8.2 However, I know that a significant number
of people with mental health problems are currently not covered
by the Act but who are in need of being protected by it as disabled
people. Moreover, I am aware that people who have recovered from
mental health problems are also discriminated against and I believe
that these too should be covered by the Act.
8.3 As there are many people who are far
more expert than I am on this subject, I will leave it to others
to suggest how best this gap might be filled.
9. COVERAGE
9.1 There are a number of positions and
bodies that are also not covered by the Act and for whose inclusion
the DRC argue cogently. Two groups that I think are particularly
important because of their gatekeeping roles are examining bodies
and standard setting agencies. Members of both groups should all
be subject to the Act.
9.2 Others include volunteers, political
office-holders, school (parent) governors, governors of further
and higher education institutions and lay magistrates, who are
neither employees nor "statutory officeholders", as
defined by the ODA.
10. SUMMARY
10.1 Clause 3 should be expanded to allow
regulations to ban discrimination on aircraft and ferries on internal
UK services.
10.2 It should be ensured that discrimination
in respect of access to town centres, car parks, roads, pavements,
footpaths, nature trails and cycle routes is covered by sections
19-21 of the DDA in conjunction with Clause 4.
10.3 Section 21 of the DDA and Clause 4
should be amended to refer to "substantial disadvantage".
10.4 Unless very good reasons are advanced
to the contrary, the proviso that a body will not be deemed a
public authority if the nature of an act it is carrying is private
should be deleted from both Clause 4 and Clause 8.
10.5 In order to avoid nullifying the potential
benefits of Clause 4, subsection 21 D(5) ("Treatment or an
outcome is justified under this subsection if the acts of the
public authority which give rise to the treatment or outcome are
a proportionate means of achieving a legitimate aim.") should
be deleted.
10.6 The wording of the reasonable adjustments
duty in Clause 4 should be amended so that it is framed as an
anticipatory duty owed to disabled people.
10.7 Clause 4, in Section 21D(3) allows
less favourable treatment to be justified where, in the reasonable
opinion of the public authority, one or more of four specified
conditions applies.

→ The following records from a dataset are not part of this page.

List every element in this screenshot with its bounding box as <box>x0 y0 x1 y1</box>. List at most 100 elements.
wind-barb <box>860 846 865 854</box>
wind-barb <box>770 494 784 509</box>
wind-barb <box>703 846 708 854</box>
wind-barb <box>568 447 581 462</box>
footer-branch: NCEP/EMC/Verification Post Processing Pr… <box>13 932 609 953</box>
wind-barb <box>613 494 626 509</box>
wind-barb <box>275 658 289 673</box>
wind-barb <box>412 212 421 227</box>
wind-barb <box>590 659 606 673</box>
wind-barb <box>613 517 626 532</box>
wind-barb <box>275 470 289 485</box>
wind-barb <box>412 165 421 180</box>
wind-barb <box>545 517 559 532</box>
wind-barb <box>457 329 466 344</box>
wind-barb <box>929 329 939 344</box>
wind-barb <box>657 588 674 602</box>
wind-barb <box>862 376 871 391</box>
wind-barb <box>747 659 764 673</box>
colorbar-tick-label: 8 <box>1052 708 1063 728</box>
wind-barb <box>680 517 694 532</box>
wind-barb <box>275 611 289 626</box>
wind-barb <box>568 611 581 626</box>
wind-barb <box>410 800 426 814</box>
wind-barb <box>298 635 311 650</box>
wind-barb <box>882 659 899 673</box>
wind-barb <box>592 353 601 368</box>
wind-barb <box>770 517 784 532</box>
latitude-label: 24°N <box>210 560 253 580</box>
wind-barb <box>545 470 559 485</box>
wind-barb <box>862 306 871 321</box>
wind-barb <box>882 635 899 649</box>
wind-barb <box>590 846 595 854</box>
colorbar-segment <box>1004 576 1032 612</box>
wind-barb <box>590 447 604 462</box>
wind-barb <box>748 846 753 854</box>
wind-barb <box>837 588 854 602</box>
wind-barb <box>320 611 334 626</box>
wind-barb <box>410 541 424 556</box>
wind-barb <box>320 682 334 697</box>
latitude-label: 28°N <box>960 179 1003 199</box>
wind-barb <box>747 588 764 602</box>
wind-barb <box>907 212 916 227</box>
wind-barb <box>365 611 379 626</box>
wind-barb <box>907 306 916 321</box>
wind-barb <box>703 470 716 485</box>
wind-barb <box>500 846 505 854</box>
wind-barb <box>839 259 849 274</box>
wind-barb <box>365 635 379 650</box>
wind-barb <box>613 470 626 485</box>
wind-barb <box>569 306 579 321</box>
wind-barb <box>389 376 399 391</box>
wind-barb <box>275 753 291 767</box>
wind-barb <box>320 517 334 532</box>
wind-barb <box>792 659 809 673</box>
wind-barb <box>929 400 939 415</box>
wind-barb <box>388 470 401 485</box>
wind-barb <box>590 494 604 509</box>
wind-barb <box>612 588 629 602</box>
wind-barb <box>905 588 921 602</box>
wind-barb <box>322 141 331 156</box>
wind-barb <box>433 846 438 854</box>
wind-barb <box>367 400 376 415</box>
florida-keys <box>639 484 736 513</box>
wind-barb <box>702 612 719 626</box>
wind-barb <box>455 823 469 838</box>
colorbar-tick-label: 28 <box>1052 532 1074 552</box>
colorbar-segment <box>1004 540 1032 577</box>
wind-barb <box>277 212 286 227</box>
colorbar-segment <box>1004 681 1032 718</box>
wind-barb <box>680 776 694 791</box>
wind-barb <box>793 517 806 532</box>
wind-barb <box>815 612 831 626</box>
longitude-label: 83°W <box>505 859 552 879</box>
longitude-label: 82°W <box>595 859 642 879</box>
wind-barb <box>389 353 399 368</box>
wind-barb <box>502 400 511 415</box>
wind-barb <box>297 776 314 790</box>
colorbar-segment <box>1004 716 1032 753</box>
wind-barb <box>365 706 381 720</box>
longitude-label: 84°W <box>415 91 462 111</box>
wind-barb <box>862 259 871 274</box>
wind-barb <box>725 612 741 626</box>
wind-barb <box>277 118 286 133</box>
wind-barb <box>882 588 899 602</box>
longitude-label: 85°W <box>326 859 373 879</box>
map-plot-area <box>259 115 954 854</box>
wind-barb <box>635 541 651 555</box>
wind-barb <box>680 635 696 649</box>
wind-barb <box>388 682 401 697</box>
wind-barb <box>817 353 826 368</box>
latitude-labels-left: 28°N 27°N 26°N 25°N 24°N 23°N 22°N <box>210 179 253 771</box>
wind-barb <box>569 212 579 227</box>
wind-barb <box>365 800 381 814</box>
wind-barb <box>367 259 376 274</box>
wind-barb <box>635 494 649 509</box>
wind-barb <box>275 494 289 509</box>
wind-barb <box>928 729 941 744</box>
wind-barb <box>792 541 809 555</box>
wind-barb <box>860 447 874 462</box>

This "reasonable opinion" justification
of discrimination should be deleted.
10.8 Enforcement of the new rights of access
to premises, transport, private clubs and new provisions on public
functions should be through the tribunal system rather than through
county or sheriff courts.
10.9 The DRC should be empowered in any
circumstance to take up any case against a public body on behalf
of a disabled individual.
10.10 Tribunals should be empowered to order
re-instatement or re-engagement in discrimination cases.
10.11 Tribunals should also be empowered
to recommend to employers changes to their practices when a case
brought by an individual reveals clear shortcomings. The DRC could
usefully be involved in enforcing any such recommendation.
10.12 Except in very limited circumstances,
it should be made unlawful to make disability-related enquiries
before a job is offered.
10.13 The definition of disability needs
to be expanded to cover people with mental health problems who
are not currently covered by the Act but who are in need of being
protected by it as disabled people.
10.14 Examining bodies and standard setting
agencies should be covered by the Act because of the gatekeeping
roles of these bodies.
10.15 The Act should also cover volunteers,
political office-holders, school (parent) governors, governors
of further and higher education institutions and lay magistrates,
who are neither employees nor "statutory officeholders",
as defined by the DDA.
11. CONCLUSIONS
11.1 If the Bill incorporates the changes
recommended above, the Act as amended will have made excellent
progress towards implementing the anti-discrimination measures
first voiced by CORAD.
11.2 For this to be achieved, however, great
care needs to be taken in the redrafting of Clauses 4 and 8.